El especialista destacó que la gran diferencia que tienen estos nuevos directores es que ya tienen una base de fans previamente consolidada. "Las y los creadores de YouTube aprenden todo desde internet. Se nutren, aprenden y a su vez, exhiben desde YouTube. Se cumple el ciclo completo en sí mismo. Hay menos pretensiones de estos nuevos directores, ya que encuentran valor en su obra por sí misma, sin una “validación” de la crítica especializada o de la industria", complementó.

Eso sí, Leonardo Cabezas es escéptico al considerar estas dos producciones como una nueva tendencia, sino que planteó que es más bien el género el que va cambiando: “Hay que tener en cuenta que el terror siempre ha tenido y siempre tendrá nuevas audiencias/generaciones; y que ha pasado por ciclos a lo largo de la historia: terror de monstruos, terror sobrenatural, terror slasher, terror paranormal, terror gore, terror psicológico, etc”.

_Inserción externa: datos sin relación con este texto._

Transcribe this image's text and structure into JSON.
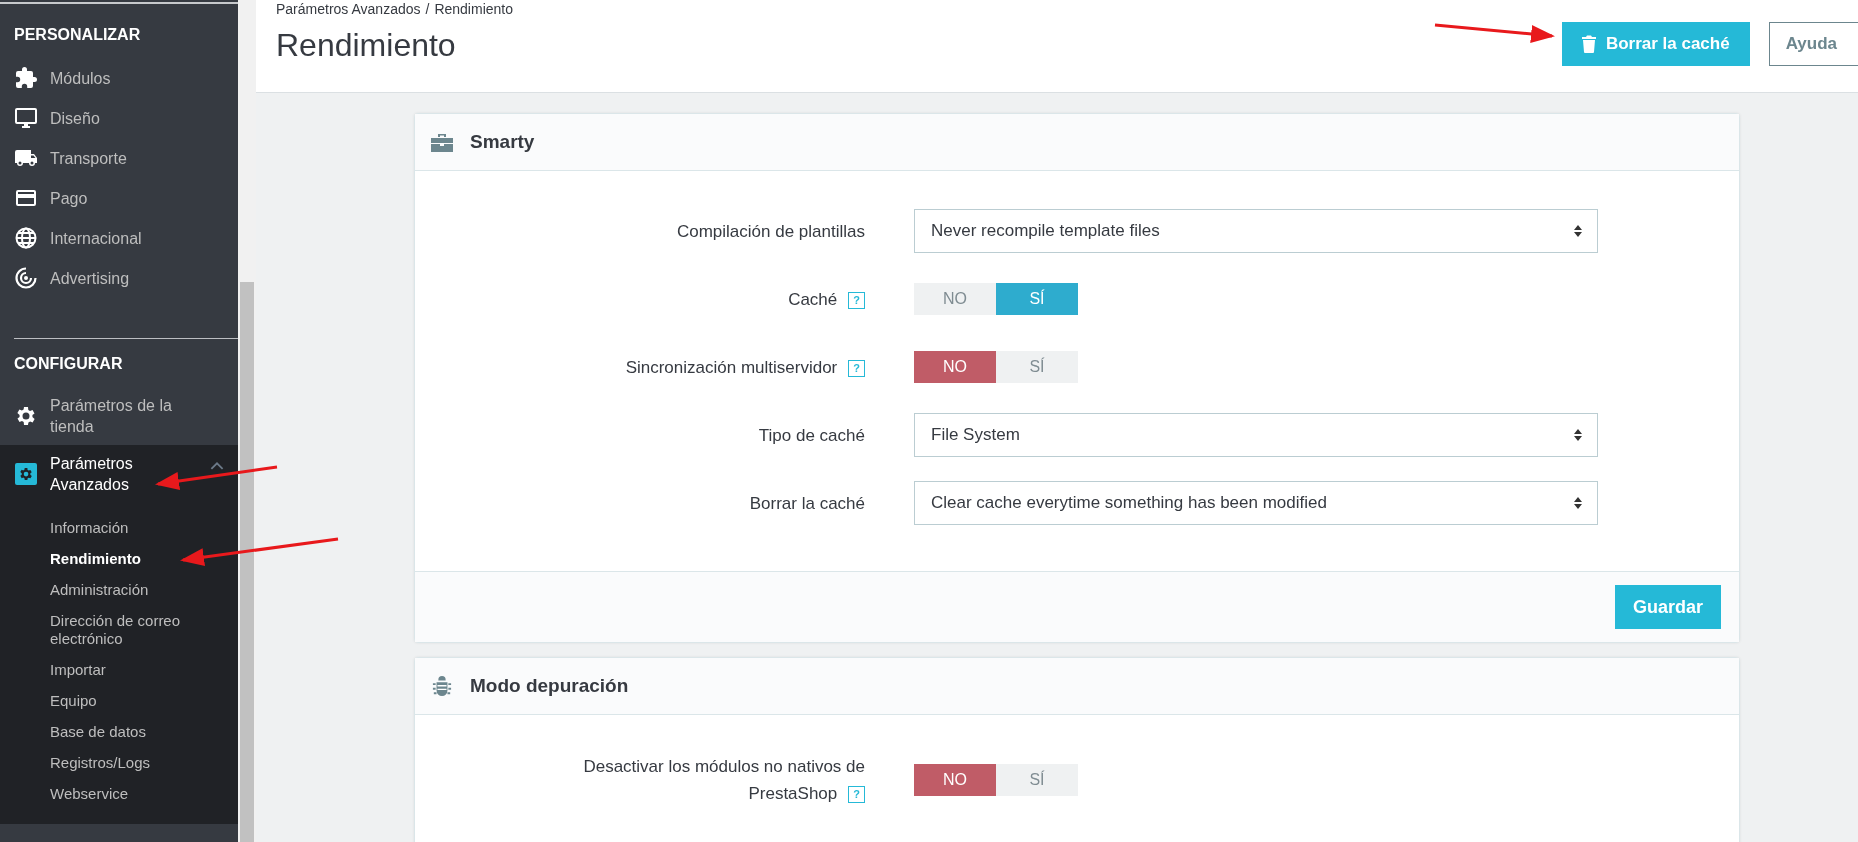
{
  "sidebar": {
    "sections": [
      {
        "title": "PERSONALIZAR",
        "items": [
          {
            "label": "Módulos",
            "selected": false,
            "expanded": false
          },
          {
            "label": "Diseño",
            "selected": false,
            "expanded": false
          },
          {
            "label": "Transporte",
            "selected": false,
            "expanded": false
          },
          {
            "label": "Pago",
            "selected": false,
            "expanded": false
          },
          {
            "label": "Internacional",
            "selected": false,
            "expanded": false
          },
          {
            "label": "Advertising",
            "selected": false,
            "expanded": false
          }
        ]
      },
      {
        "title": "CONFIGURAR",
        "items": [
          {
            "label": "Parámetros de la tienda",
            "selected": false,
            "expanded": false
          },
          {
            "label": "Parámetros Avanzados",
            "selected": true,
            "expanded": true,
            "children": [
              {
                "label": "Información",
                "selected": false
              },
              {
                "label": "Rendimiento",
                "selected": true
              },
              {
                "label": "Administración",
                "selected": false
              },
              {
                "label": "Dirección de correo electrónico",
                "selected": false
              },
              {
                "label": "Importar",
                "selected": false
              },
              {
                "label": "Equipo",
                "selected": false
              },
              {
                "label": "Base de datos",
                "selected": false
              },
              {
                "label": "Registros/Logs",
                "selected": false
              },
              {
                "label": "Webservice",
                "selected": false
              }
            ]
          }
        ]
      }
    ]
  },
  "header": {
    "breadcrumb": [
      "Parámetros Avanzados",
      "/",
      "Rendimiento"
    ],
    "title": "Rendimiento",
    "clear_button": "Borrar la caché",
    "help_button": "Ayuda"
  },
  "panels": [
    {
      "title": "Smarty",
      "rows": [
        {
          "kind": "select",
          "label": "Compilación de plantillas",
          "value": "Never recompile template files"
        },
        {
          "kind": "switch",
          "label": "Caché",
          "help": "?",
          "off_label": "NO",
          "on_label": "SÍ",
          "on": true
        },
        {
          "kind": "switch",
          "label": "Sincronización multiservidor",
          "help": "?",
          "off_label": "NO",
          "on_label": "SÍ",
          "on": false
        },
        {
          "kind": "select",
          "label": "Tipo de caché",
          "value": "File System"
        },
        {
          "kind": "select",
          "label": "Borrar la caché",
          "value": "Clear cache everytime something has been modified"
        }
      ],
      "save_button": "Guardar"
    },
    {
      "title": "Modo depuración",
      "rows": [
        {
          "kind": "switch",
          "label": "Desactivar los módulos no nativos de PrestaShop",
          "help": "?",
          "off_label": "NO",
          "on_label": "SÍ",
          "on": false
        }
      ]
    }
  ]
}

“Lo que sí es tendencia es que los estudios están mirando cada vez más hacia creadores digitales porque internet funciona como un laboratorio de prueba a bajo costo, y con respaldos de su audiencia”, consideró el especialista.

El académico Usach acotó que estas películas han atraído a un público joven que estaba, aparentemente, desconectado de la tradición de la sala de cine. “Antes, los contenidos allí expuestos no suplían sus necesidades y no valía la pena gastar su dinero en lo repetitivo de la oferta constante que hay en la cartelera de los cines comerciales”, manifestó.

El especialista también espera que las grandes productoras de Hollywood aprovechen el éxito de estas películas para intentar replicar su modelo de éxito: “cuando la industria detecta una fórmula “exitosa”, la replican hasta agotarnos. Estoy seguro que veremos muchas películas y series aparentemente como “Backrooms” u “Obsesión”, pero que serán sólo la superficialidad de la genialidad de estas obras. Mucha estética y apariencia; poco contenido, trasfondo y subtexto”.

Finalmente, Cabezas se pregunta qué pasará cuando estos directores con presupuestos pequeños vayan hacia proyectos grandes: “¿seguirán priorizando la inteligencia de sus historias o caerán en los clichés de las películas de superhéroes y los efectos visuales?”